Pues parece que no todo es paz dentro del Googleplex y dentro de los temas calientes de la gigante de Internet con el mundo, no cae bien con alguno de sus empleados y esto es lo que pasa ahora mismo en Google.

Fue noticia durante el fin de semana que un empleado de Google “tiro al medio” a su propio patrono usando el correo interno de la empresa, la cual no tardó mucho en llegar al mundo exterior.

Bajo el nombre de “Google’s Ideological Echo Chamber”, un empleado del área de software de la empresa critica los actuales estándares de la empresa de como maneja la diversidad dentro de la empresa, asumiendo que la diferencia entre hombres y mujeres no es simplemente sexismo, sino que hay diferencias psicológica entre los sexos.

El manifiesto de cerca de 10 páginas también acusa a Google de discriminar contra personas que son y se identifican como conservadores y que sus programas de defender y dar igualar a grupos de minoría están mal.

El texto no pudo venir en peor momento, donde Google tiene una batalla legal con el Departamento de Trabajo Federal, por supuestas irregularidades de la empresa como patrono, donde se le acusa precisamente de faltar a la diversidad y que las compensaciones como salarios son incongruentes.

Para los que conocen la historia de Google, se sabe que la empresa no es la empresa tradicional americana y es uno de los factores que ha traído irónicamente su éxito, pero a la vez, se le ha ganado detractores.

Lo increíble e irónico es que, aunque la mayoría de los empleados repudian este tipo de documentos, se sabe que hay “unos cuantos” que están de acuerdo con el contenido.
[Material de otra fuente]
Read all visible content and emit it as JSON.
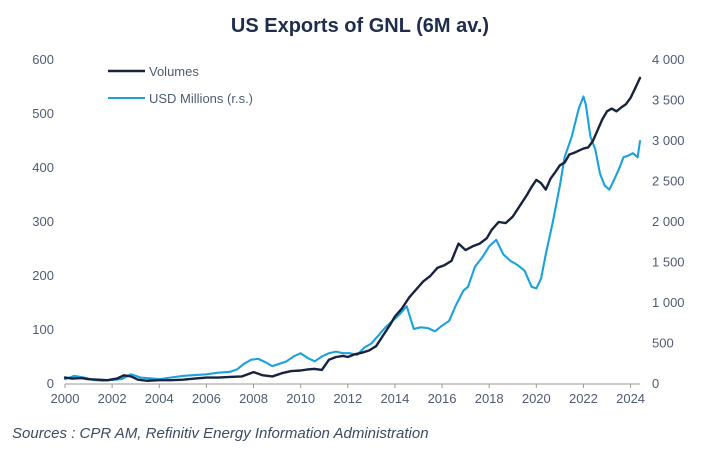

Poco después de obtener el documento, Gizmodo recibió un comunicado interno de la VP de Diversidad, Integridad y Ordenanza de la empresa, donde esta responde a las preocupaciones de los empleados indicando que la empresa, aunque no discrimina y permite la libre expresión. Pero por otra parte, los datos que se tienen se basan en las realidades empresariales de Google y que todo lo relacionado con la diversidad se toma en serio.

Con toda admisión, la VP afirma que esto no será el final del tema.